At the same time that I faced this new realization, I noticed that Merco and Universum distributed two separate reports in which they call to attention how Spanish women face salary discrimination from the moment they step out of college. If a few seconds ago I was thinking about how time flew by, I’m now doubting if life will ever be the same …
I’m not willing to fall for claims spouted out from the Goya awards. With the exception of the three words that emerged in the heart and voice of the award-winning Jesús Vidal -Diversity, Equality and Visibility-, the concepts of equality suggested throughout the Goya gala were tiresome, if not vulgar.
We have put the feminist cause in the battle of the genders and the frontline is much more diverse. The authentic champion of the Goya and winner of its best film category, Champions, excites us by focusing on the integration of diverse peoples. As fewer and fewer people suffer from disabilities (because in many cases their opportunities end in the womb), the ones who do make it out deserve more visibility in society, work, film, etc…
Although it isn’t a completely new phenomenon, a new form of age discrimination is emerging: millennialls vs baby boomers. We really ought to assimilate with each other once and for all because surrounding ourselves with different people is more enriching than cloning homogenous environments. If not, companies will have to pay an even higher price than the one they continue to pay today from to the shortage of women in executive and managerial positions.

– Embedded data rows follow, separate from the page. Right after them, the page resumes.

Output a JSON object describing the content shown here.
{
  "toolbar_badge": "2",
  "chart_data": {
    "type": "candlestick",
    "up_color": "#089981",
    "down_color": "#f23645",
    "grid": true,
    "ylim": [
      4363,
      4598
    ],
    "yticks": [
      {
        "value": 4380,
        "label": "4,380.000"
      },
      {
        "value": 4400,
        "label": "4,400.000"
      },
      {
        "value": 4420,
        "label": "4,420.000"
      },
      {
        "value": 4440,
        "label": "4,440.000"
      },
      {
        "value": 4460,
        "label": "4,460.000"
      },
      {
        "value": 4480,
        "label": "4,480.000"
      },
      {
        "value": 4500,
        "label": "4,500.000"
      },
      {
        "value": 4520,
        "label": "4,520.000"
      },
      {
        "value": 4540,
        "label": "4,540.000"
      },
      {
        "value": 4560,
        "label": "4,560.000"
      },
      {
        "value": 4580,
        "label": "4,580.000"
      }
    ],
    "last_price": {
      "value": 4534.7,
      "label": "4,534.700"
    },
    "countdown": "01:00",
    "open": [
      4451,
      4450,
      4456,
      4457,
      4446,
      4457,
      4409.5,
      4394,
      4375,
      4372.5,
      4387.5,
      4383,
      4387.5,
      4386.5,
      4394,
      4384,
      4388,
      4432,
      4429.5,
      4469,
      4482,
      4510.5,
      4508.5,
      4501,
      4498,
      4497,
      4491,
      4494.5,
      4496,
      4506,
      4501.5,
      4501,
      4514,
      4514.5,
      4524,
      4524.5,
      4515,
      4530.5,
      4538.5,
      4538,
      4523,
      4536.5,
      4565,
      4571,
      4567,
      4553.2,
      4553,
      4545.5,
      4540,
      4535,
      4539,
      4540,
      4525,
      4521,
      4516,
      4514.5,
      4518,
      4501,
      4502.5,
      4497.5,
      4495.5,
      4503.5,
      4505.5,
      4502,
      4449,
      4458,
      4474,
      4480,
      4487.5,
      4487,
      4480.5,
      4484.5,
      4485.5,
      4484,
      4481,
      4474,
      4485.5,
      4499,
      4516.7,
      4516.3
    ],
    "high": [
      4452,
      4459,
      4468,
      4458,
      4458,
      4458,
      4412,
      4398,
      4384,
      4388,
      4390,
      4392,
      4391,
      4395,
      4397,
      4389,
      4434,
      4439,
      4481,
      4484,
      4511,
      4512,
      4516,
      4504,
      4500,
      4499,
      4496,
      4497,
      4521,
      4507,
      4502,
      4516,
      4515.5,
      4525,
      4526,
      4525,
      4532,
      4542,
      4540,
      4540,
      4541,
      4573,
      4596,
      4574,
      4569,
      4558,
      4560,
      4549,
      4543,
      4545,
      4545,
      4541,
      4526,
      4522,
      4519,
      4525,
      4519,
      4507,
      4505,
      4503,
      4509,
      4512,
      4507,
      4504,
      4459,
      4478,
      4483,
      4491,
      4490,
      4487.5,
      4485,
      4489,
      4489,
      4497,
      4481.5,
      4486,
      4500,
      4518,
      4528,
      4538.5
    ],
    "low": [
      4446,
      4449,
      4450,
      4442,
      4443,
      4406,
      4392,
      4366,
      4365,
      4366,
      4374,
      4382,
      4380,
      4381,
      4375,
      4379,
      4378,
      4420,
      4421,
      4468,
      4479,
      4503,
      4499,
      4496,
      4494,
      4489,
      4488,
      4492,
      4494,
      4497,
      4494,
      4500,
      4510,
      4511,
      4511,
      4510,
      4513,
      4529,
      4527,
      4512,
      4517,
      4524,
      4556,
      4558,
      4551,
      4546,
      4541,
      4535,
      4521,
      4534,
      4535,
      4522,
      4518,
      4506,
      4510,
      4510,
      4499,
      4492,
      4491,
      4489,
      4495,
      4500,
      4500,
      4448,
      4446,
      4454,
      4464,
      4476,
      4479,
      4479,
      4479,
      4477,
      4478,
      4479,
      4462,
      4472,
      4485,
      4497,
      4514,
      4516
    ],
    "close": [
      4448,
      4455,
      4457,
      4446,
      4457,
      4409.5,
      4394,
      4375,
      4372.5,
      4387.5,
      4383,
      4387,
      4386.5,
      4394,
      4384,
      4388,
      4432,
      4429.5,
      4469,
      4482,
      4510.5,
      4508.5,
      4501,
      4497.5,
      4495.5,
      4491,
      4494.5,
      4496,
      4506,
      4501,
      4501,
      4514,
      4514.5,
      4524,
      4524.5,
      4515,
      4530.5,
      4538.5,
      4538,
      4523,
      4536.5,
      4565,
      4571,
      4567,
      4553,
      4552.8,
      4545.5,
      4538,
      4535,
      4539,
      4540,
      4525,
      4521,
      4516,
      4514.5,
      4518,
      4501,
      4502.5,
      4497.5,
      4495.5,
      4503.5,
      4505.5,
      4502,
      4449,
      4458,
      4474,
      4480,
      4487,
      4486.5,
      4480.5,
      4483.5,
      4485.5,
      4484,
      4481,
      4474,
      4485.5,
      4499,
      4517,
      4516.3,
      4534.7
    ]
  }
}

If juniors and seniors join forces, the result of their work will be more creative. Professionals of all generations working together will bring more added value to a society, with an investment in the entirety from top to bottom of the demographic pyramid.
Some companies are exhibiting such bipolarity, removing seats in their in the board of directors from acclaimed professionals of extensive experience just because of their age. “You have to rejuvenate the company …”, says Generation X, born between 1965 and 1979 in unison with millennials of 1980 to 1999, as they send home the baby boomers of the late ‘40s to the mid ‘60s.
Excellence is to integrate women and men with equitable retribution at all levels, people with an extra chromosome more or less, people both young and old … In the midst of these paradoxes, it would be a blockbuster to wage the battle for diversity and inclusion to a greater extent.